Tuesday, October 17, 2017

TMI Tuesday

Guys, I know it's been basically nothing but TMI Tuesday posts recently, and I'm sorry; my life isn't as exciting as it used to be and I've run through a lot of my old memories and no one asks questions and frankly I'm not sure anyone even reads this blog any more, apart from a few die-hards (whom I love, you guys are great).  But I'm not going anywhere; I just have less to say.  These things happen.  I still answer questions, I still respond to emails and comments, and if you are reading this, thanks for reading and I'm sorry I'm boring.

From the archives:

1. What would you do differently if you knew nobody would judge you?

Probably a few things.  The big one, of course, would be that if society became totally non-judgmental about my sexual preferences I would be much more open about them.  At this point I don't think it would make that much difference in how often I got down with partners whom society deems unacceptable, but I'd certainly feel less stress about it.

Other than that though, and that's less an issue of moral approbation than it is one of legal judgment, I'd probably be naked a lot more.  For someone who is as in touch with their sexuality as I seem to be, I still have plenty of body image problems, so being naked in public isn't just a fear of being judged to be a whore; I'm shy and feel like people are judging my body.  I know it's silly and I know I look fine, objectively, but as I get older it just gets worse.

Leaving aside the more extreme partners, I'd probably be more sexually active in public too.  If society changed to where sex was no longer such a big fucking deal, I'd probably get it on communally whenever I felt like it.  I'm not saying I'd hook up with random people (well, any more than I already do) but if Sveta and I were somewhere and we felt the itch, we'd fucking scratch it and know that others would be doing the same.  Sounds like a nice place to live.  I'm sure there are places like that in communes and so forth, but I can imagine getting the urge in the supermarket or on the street and just Discovery-Channel-ing the hell out of it.

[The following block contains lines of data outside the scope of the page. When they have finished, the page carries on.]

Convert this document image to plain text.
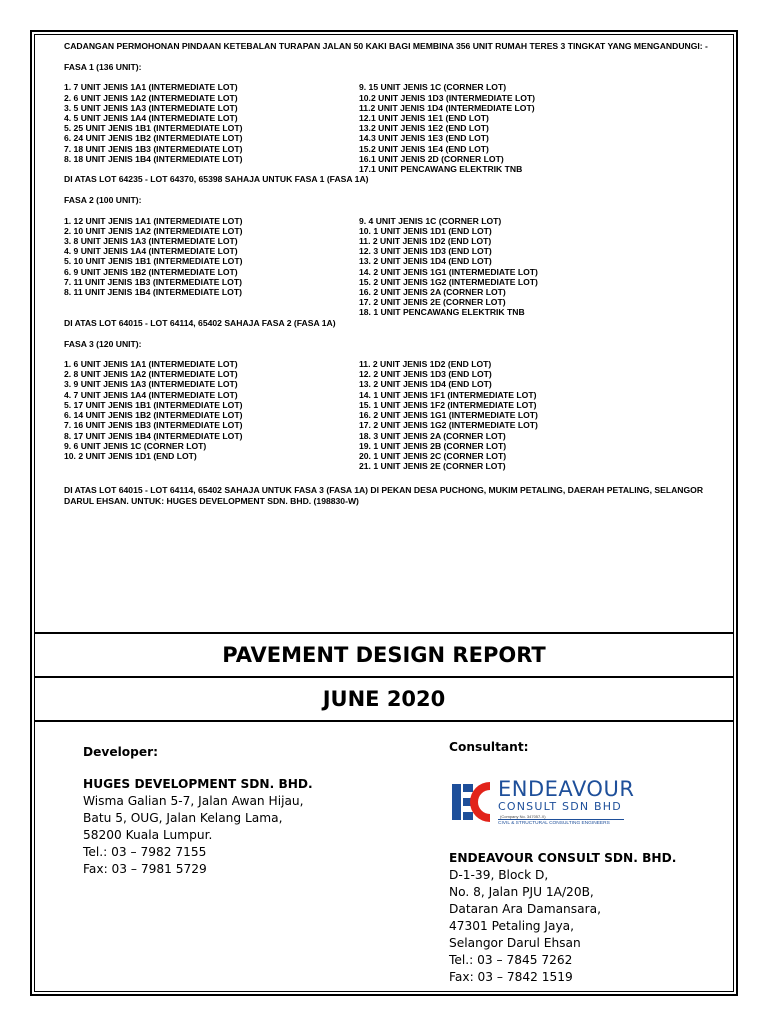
CADANGAN PERMOHONAN PINDAAN KETEBALAN TURAPAN JALAN 50 KAKI BAGI MEMBINA 356 UNIT RUMAH TERES 3 TINGKAT YANG MENGANDUNGI: -

FASA 1 (136 UNIT):

1. 7 UNIT JENIS 1A1 (INTERMEDIATE LOT)
2. 6 UNIT JENIS 1A2 (INTERMEDIATE LOT)
3. 5 UNIT JENIS 1A3 (INTERMEDIATE LOT)
4. 5 UNIT JENIS 1A4 (INTERMEDIATE LOT)
5. 25 UNIT JENIS 1B1 (INTERMEDIATE LOT)
6. 24 UNIT JENIS 1B2 (INTERMEDIATE LOT)
7. 18 UNIT JENIS 1B3 (INTERMEDIATE LOT)
8. 18 UNIT JENIS 1B4 (INTERMEDIATE LOT)
9. 15 UNIT JENIS 1C (CORNER LOT)
10.2 UNIT JENIS 1D3 (INTERMEDIATE LOT)
11.2 UNIT JENIS 1D4 (INTERMEDIATE LOT)
12.1 UNIT JENIS 1E1 (END LOT)
13.2 UNIT JENIS 1E2 (END LOT)
14.3 UNIT JENIS 1E3 (END LOT)
15.2 UNIT JENIS 1E4 (END LOT)
16.1 UNIT JENIS 2D (CORNER LOT)
17.1 UNIT PENCAWANG ELEKTRIK TNB

DI ATAS LOT 64235 - LOT 64370, 65398 SAHAJA UNTUK FASA 1 (FASA 1A)

FASA 2 (100 UNIT):

1. 12 UNIT JENIS 1A1 (INTERMEDIATE LOT)
2. 10 UNIT JENIS 1A2 (INTERMEDIATE LOT)
3. 8 UNIT JENIS 1A3 (INTERMEDIATE LOT)
4. 9 UNIT JENIS 1A4 (INTERMEDIATE LOT)
5. 10 UNIT JENIS 1B1 (INTERMEDIATE LOT)
6. 9 UNIT JENIS 1B2 (INTERMEDIATE LOT)
7. 11 UNIT JENIS 1B3 (INTERMEDIATE LOT)
8. 11 UNIT JENIS 1B4 (INTERMEDIATE LOT)
9. 4 UNIT JENIS 1C (CORNER LOT)
10. 1 UNIT JENIS 1D1 (END LOT)
11. 2 UNIT JENIS 1D2 (END LOT)
12. 3 UNIT JENIS 1D3 (END LOT)
13. 2 UNIT JENIS 1D4 (END LOT)
14. 2 UNIT JENIS 1G1 (INTERMEDIATE LOT)
15. 2 UNIT JENIS 1G2 (INTERMEDIATE LOT)
16. 2 UNIT JENIS 2A (CORNER LOT)
17. 2 UNIT JENIS 2E (CORNER LOT)
18. 1 UNIT PENCAWANG ELEKTRIK TNB

DI ATAS LOT 64015 - LOT 64114, 65402 SAHAJA FASA 2 (FASA 1A)

FASA 3 (120 UNIT):

1. 6 UNIT JENIS 1A1 (INTERMEDIATE LOT)
2. 8 UNIT JENIS 1A2 (INTERMEDIATE LOT)
3. 9 UNIT JENIS 1A3 (INTERMEDIATE LOT)
4. 7 UNIT JENIS 1A4 (INTERMEDIATE LOT)
5. 17 UNIT JENIS 1B1 (INTERMEDIATE LOT)
6. 14 UNIT JENIS 1B2 (INTERMEDIATE LOT)
7. 16 UNIT JENIS 1B3 (INTERMEDIATE LOT)
8. 17 UNIT JENIS 1B4 (INTERMEDIATE LOT)
9. 6 UNIT JENIS 1C (CORNER LOT)
10. 2 UNIT JENIS 1D1 (END LOT)
11. 2 UNIT JENIS 1D2 (END LOT)
12. 2 UNIT JENIS 1D3 (END LOT)
13. 2 UNIT JENIS 1D4 (END LOT)
14. 1 UNIT JENIS 1F1 (INTERMEDIATE LOT)
15. 1 UNIT JENIS 1F2 (INTERMEDIATE LOT)
16. 2 UNIT JENIS 1G1 (INTERMEDIATE LOT)
17. 2 UNIT JENIS 1G2 (INTERMEDIATE LOT)
18. 3 UNIT JENIS 2A (CORNER LOT)
19. 1 UNIT JENIS 2B (CORNER LOT)
20. 1 UNIT JENIS 2C (CORNER LOT)
21. 1 UNIT JENIS 2E (CORNER LOT)

DI ATAS LOT 64015 - LOT 64114, 65402 SAHAJA UNTUK FASA 3 (FASA 1A) DI PEKAN DESA PUCHONG, MUKIM PETALING, DAERAH PETALING, SELANGOR DARUL EHSAN. UNTUK: HUGES DEVELOPMENT SDN. BHD. (198830-W)

PAVEMENT DESIGN REPORT
JUNE 2020
Developer:
HUGES DEVELOPMENT SDN. BHD.
Wisma Galian 5-7, Jalan Awan Hijau,
Batu 5, OUG, Jalan Kelang Lama,
58200 Kuala Lumpur.
Tel.: 03 – 7982 7155
Fax: 03 – 7981 5729
Consultant:
ENDEAVOUR
CONSULT SDN BHD
(Company No. 347057-X)
CIVIL & STRUCTURAL CONSULTING ENGINEERS
ENDEAVOUR CONSULT SDN. BHD.
D-1-39, Block D,
No. 8, Jalan PJU 1A/20B,
Dataran Ara Damansara,
47301 Petaling Jaya,
Selangor Darul Ehsan
Tel.: 03 – 7845 7262
Fax: 03 – 7842 1519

2. Most recently how did you openly express love?

I haven't made any big romantic gestures recently, and it's something I need to work on because while it's not just big romantic gestures that count, those are important too.  Recently it's been the little stuff.

3. When is the last time you took a sexual risk? What was it?

I take a sexual risk every time I have sex without protection, so probably the last time I had sex with someone who wasn't Sveta without making them wear a condom.  Or maybe one could count having sex with someone where I'd be arrested if the law found out.  Other than that, my sex life has been reasonably vanilla, for me, of late.

4. What sexual acts bring you the most pleasure?

This is boring, but vaginal penetration.  I love anal, I love getting head, I love fingers and dildos and vibes and all that fun stuff, but the most pleasure I ever get is my pussy being penetrated, filled up, spread open.  I'm not saying that the worst penetration is better than the best of anything else, but when it's good, it's better than anything else, and it doesn't have to be great or huge or deep.

That said, I get more cunt-licking than anything else these days, and I love that.  But that's with my sweetie, and that makes it better.  Head from a random person vs. penetration from a random person, I'd give the edge to penetration.  But then I also get penetration from my sweetie, and there is something to be said for being penetrated while being licked, so best of both worlds there.

5. Is there a belief or attitude that interferes with you creating or pursuing your sexual fantasy?

I have plenty of sexual fantasies, and many of them I don't really want to pursue except as fantasy, not because of any belief, just because they're better as fantasy.  But sometimes I get subbie in the extreme, and I guess my attitude of not wanting to, for lack of a better word, be subbie gets in my way.  I'm not disrespecting people who are harder-core than I could ever be at all.  I don't think a D/s relationship has to be abusive.  I just can't get past my own feelings of equality for some reason.  That's not to say that I never take a submissive position in the bedroom or other places, just that I can never fully give myself up to it.  So there are fantasies which involve that which I can't do because I rebel against it.

It's probably a desire for control on my part.  I don't like to be out of control.  It's why I've never been one to drink to the point where I no longer have any control.  And yet at the same time, not being in control is strangely attractive to me.  It's an odd kink (not a sexual one, just a kink in my gray matter).

Bonus: Tell us something you need to stop wasting time doing.

Porn.  I spend too much time on porn.  I should just find something which will get me off and get off and be done with it, but I shop around and I fiddle.  And not being able to orgasm easily (or sometimes at all) doesn't help with that.

But I don't have a list of priorities on time-wasting.  I waste a lot of time.  A lot.  On all sorts of things.  None of them are things I should probably be wasting my time on.

1 comment:

Advizor54 said...

I waste a lot of time on a lot of things as well, but reading your blog is not on that list. it is always worth my time and attention, even if I get here late.

I like your answers and think you could start writing about the books you read, the music you like, and the challenges you and Sveta face on a day-to-day level. You have many things you could write about, and I, for one, would read them.